Раньше у Нюры был Пегаш, зверной, свирепый пес с волчьим жадным прикусом, нёбо у пасти черное, и задние рубцы у нёба будто вырваны клочьями; такая уж от роду была собака. Бывало, лося гонит, достать не может, так стороной обойдет, вынырнет перед самой звериной мордой и вперед хода не даст лесному быку. Лось и рогами кокает, и лбом норовит, а Пегаш грубо лает, голос жесткий был. И на медведя шел, садил его смело, шерсть на ягодицах в клочья вырвет, уж страху в душе не держал. А пропал совсем по глупости: заманили обманом волки вдаль от житья и там кончили его.

А эту, Егарму, Нюра случайно подобрала в деревне. Жмется сучонка у хлебной лавки, ждет, кто подаст, а сама урод уродом, в глазах слезы, уши лопухами, ноги кривые. Только и глянула раз всего Нюра на сучонку, и как-то вскользь пожалела в душе собаку, и подивилась ее страхолюдию, но, знать, что-то участливое скользнуло в бабьем лице, потому что сучонка потянулась мордой, жалостливо заморгала и до конца деревни не отставала от старухи — ну как тут было не приютить сиротину. А сучонка, Егарма эта, исключительно пошла на белку и на птицу, лучше требовать не надо, словно кто натаскал ее. С первого подхода облает белку и птицу так повернет, так наладит, чтобы в грудь стрелять ей или в бок. И если улетит глухарь-подранок, уйдет Егарма следом в лес, по воздуху словно бы чуя его лет и след (такая верхочуйка), и разыщет ведь, куда падет птица, и обратно вернется к Нюре, начнет ластиться, у ног жаться и вилять хвостом, значит, просит хозяйку катиться следом и подобрать добычу.

Плоская бережина походила на столетию, застланную льняной скатертью. Ни одной заструги, где бы затаилась синяя тень, ни одной овражинки и пня, вкруг которого вырос бы сумет, так ровно была забита эта луговина искрящимся солнечным снегом, и только на краю ее, на срезе лесной чищеницы и речного провала, едва просматривался православный крест, так похожий снизу на тень распятого человека. (Прохожий кто нет-нет и спросит ненароком, дескать, кому память? «А вот сына потеряла, канул сынок-от во мраке лет, дак ему оветный крест воздвигла», — кротко скажет Нюра, а больше того и слова от нее не добиться.) По глубокой снежной заводи собака проплыла, оставляя за собой вспоротую борозду, и остановилась возле безымянного креста, вывалив из пасти дымящийся язык.

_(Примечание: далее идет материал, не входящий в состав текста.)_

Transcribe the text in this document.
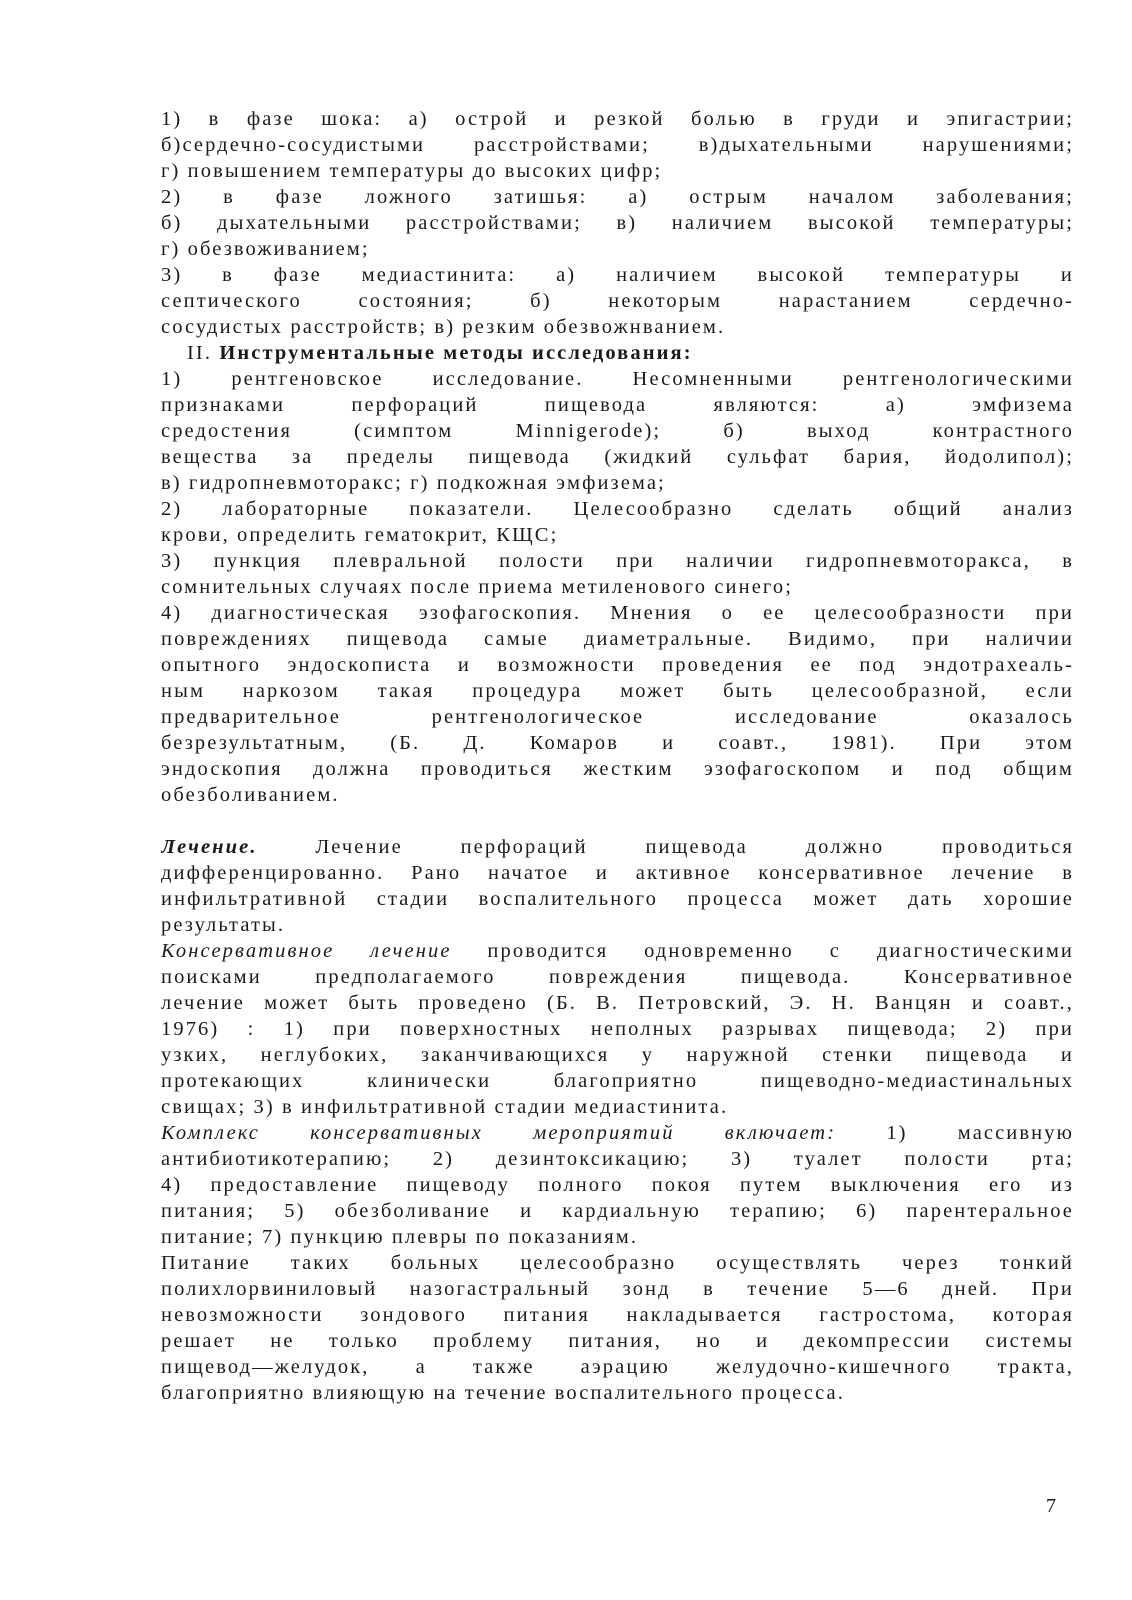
1) в фазе шока: а) острой и резкой болью в груди и эпигастрии;
б)сердечно-сосудистыми расстройствами; в)дыхательными нарушениями;
г) повышением температуры до высоких цифр;
2) в фазе ложного затишья: а) острым началом заболевания;
б) дыхательными расстройствами; в) наличием высокой температуры;
г) обезвоживанием;
3) в фазе медиастинита: а) наличием высокой температуры и
септического состояния; б) некоторым нарастанием сердечно-
сосудистых расстройств; в) резким обезвожнванием.
II. Инструментальные методы исследования:
1) рентгеновское исследование. Несомненными рентгенологическими
признаками перфораций пищевода являются: а) эмфизема
средостения (симптом Minnigerode); б) выход контрастного
вещества за пределы пищевода (жидкий сульфат бария, йодолипол);
в) гидропневмоторакс; г) подкожная эмфизема;
2) лабораторные показатели. Целесообразно сделать общий анализ
крови, определить гематокрит, КЩС;
3) пункция плевральной полости при наличии гидропневмоторакса, в
сомнительных случаях после приема метиленового синего;
4) диагностическая эзофагоскопия. Мнения о ее целесообразности при
повреждениях пищевода самые диаметральные. Видимо, при наличии
опытного эндоскописта и возможности проведения ее под эндотрахеаль-
ным наркозом такая процедура может быть целесообразной, если
предварительное рентгенологическое исследование оказалось
безрезультатным, (Б. Д. Комаров и соавт., 1981). При этом
эндоскопия должна проводиться жестким эзофагоскопом и под общим
обезболиванием.
Лечение. Лечение перфораций пищевода должно проводиться
дифференцированно. Рано начатое и активное консервативное лечение в
инфильтративной стадии воспалительного процесса может дать хорошие
результаты.
Консервативное лечение проводится одновременно с диагностическими
поисками предполагаемого повреждения пищевода. Консервативное
лечение может быть проведено (Б. В. Петровский, Э. Н. Ванцян и соавт.,
1976) : 1) при поверхностных неполных разрывах пищевода; 2) при
узких, неглубоких, заканчивающихся у наружной стенки пищевода и
протекающих клинически благоприятно пищеводно-медиастинальных
свищах; 3) в инфильтративной стадии медиастинита.
Комплекс консервативных мероприятий включает: 1) массивную
антибиотикотерапию; 2) дезинтоксикацию; 3) туалет полости рта;
4) предоставление пищеводу полного покоя путем выключения его из
питания; 5) обезболивание и кардиальную терапию; 6) парентеральное
питание; 7) пункцию плевры по показаниям.
Питание таких больных целесообразно осуществлять через тонкий
полихлорвиниловый назогастральный зонд в течение 5—6 дней. При
невозможности зондового питания накладывается гастростома, которая
решает не только проблему питания, но и декомпрессии системы
пищевод—желудок, а также аэрацию желудочно-кишечного тракта,
благоприятно влияющую на течение воспалительного процесса.
7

Сука понурила острую морду, и глаза ее наполнились мглистой сиротской печалью, словно бы Егарма понимала все, глубоко и верно переживая Нюрино горе.

А старуха потопталась вокруг креста, смахнула с верхней перекладины снежную кухту. Крест от времени светло позеленел и расслоился продольными трещинами, единственная корявая надпись «ИНЦИ» уже потеряла свою глубину и оплыла.

— Ну, здравствуй, сынок, — глухо сказала Питерка и пристально вгляделась в целинный снег, будто проникая взглядом сквозь него и даже дальше. Нюре вспомнился Акимко еще совсем малым; лобастый такой был, белоголовый, щекастый. Однажды дальнюю пожню чистили, пора бы и чаевать, послала Нюра сына за водой к ручью, а парень вскоре бежит и вопит: «Ой, мама, поди-ко сюда, тут котятки черненькие!» Нюра сразу спохватилась, знать, выдра с детьми пасется. Схватила ружье, поспешила к ручью. Так и есть: на угорышке выдра с детьми. Услыхала человека, в омут увела семью. Всплеснула Нюра руками, да поздно: «Ой ты, Акимушко, да это же не котятки, а выдра с выдриными ребятами. Уж коли не сумел подобрать себе на штаны да мамке на сарафан, дак уж не осуди». Столько потом поминали, смеху было, как на ум тот случай придет: «Мама, мама, там на ручье котятки черные».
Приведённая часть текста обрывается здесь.